GSA 2020 Connects Online

Paper No. 207-5
Presentation Time: 2:40 PM

SEARCHING FOR EUROPAN PLUMES: PAST, PRESENT, AND IN THE FUTURE


PATTHOFF, D. Alex, Planetary Science Institute, 1700 East Fort Lowell, Suite 106, Tucson, AZ 85719, LEONARD, Erin, Jet Propulsion Laboratory, 4800 Oak Grove Dr, Pasadena, CA 91109, NAGIB, Caroline, UCLA, Los Angeles, CA 90095, QUICK, Lynnae C., Planetary Geology, Geophysics and Geochemistry Laboratory, NASA Goddard Space Flight Center, Greenbelt, MD 20771 and WYRICK, Danielle, Department of Earth, Material, and Planetary Sciences, Southwest Research Institute, San Antonio, TX

Recent Hubble Space Telescope observations and reprocessed data from the Galileo mission, suggest that plumes may be actively erupting at Jupiter’s moon, Europa (e.g. Roth et al, 2014, Sparks et al, 2016, 2017). However, these possible detections of plume activity are difficult to verify because of the very limited repeat detections. This could be due to substantial variability of plume activity on Europa (e.g. Rhoden et al, 2015). One potential source of variability would be if these plumes are partly controlled by tidal activity, similar to what seems to control the activity of Saturn’s moon Enceladus (e.g. Hurford et al., 2012). Here we determine the timing and magnitude of the diurnal and obliquity stresses acting on mapped structures on Europa. We expand on the work by Rhoden et al (2015) to include locations detected since that work, and include features identified on the USGS Global Geologic map (Leonard et al, 2020).

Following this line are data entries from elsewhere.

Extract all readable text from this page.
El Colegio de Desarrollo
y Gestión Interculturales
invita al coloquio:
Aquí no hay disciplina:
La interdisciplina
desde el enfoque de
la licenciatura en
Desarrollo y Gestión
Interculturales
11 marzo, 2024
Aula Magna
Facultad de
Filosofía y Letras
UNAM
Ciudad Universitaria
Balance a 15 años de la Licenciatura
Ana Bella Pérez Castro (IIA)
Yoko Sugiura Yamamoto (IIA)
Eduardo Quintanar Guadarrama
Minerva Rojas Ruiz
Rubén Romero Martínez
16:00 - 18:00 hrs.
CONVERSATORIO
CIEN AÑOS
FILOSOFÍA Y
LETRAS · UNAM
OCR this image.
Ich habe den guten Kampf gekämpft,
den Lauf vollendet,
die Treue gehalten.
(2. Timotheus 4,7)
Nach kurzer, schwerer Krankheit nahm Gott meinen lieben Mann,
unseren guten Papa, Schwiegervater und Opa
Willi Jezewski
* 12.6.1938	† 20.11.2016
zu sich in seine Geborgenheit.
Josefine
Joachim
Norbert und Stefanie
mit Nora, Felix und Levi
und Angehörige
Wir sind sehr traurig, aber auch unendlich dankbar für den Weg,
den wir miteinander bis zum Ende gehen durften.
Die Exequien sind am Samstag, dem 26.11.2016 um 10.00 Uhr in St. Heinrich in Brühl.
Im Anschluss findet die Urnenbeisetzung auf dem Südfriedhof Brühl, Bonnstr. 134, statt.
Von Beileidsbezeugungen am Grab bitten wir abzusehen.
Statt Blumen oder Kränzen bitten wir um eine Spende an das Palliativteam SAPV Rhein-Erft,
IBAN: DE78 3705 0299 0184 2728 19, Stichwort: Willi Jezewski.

We will present on which features could be candidates for detected plume source locations and where future observations may want to target for potential plume activity. To calculate the stresses, we use the open source numerical code SatStressGUI. This model assumes a 4-layer, homogeneous body. The outer 2 outer layers are the icy crust which is divided into an upper high-viscosity layer, and a lower, less viscous layer. The third layer must be liquid; for Europa it is assumed to be a global liquid water layer. The inner-most layer is the core or combined core and mantle. Stresses are calculated based on the properties of the satellite, the mass of Jupiter, and the eccentricity and obliquity of Europa. For this work, we only explore the possible contribution of diurnal tidal stresses and 0.1 degrees of obliquity.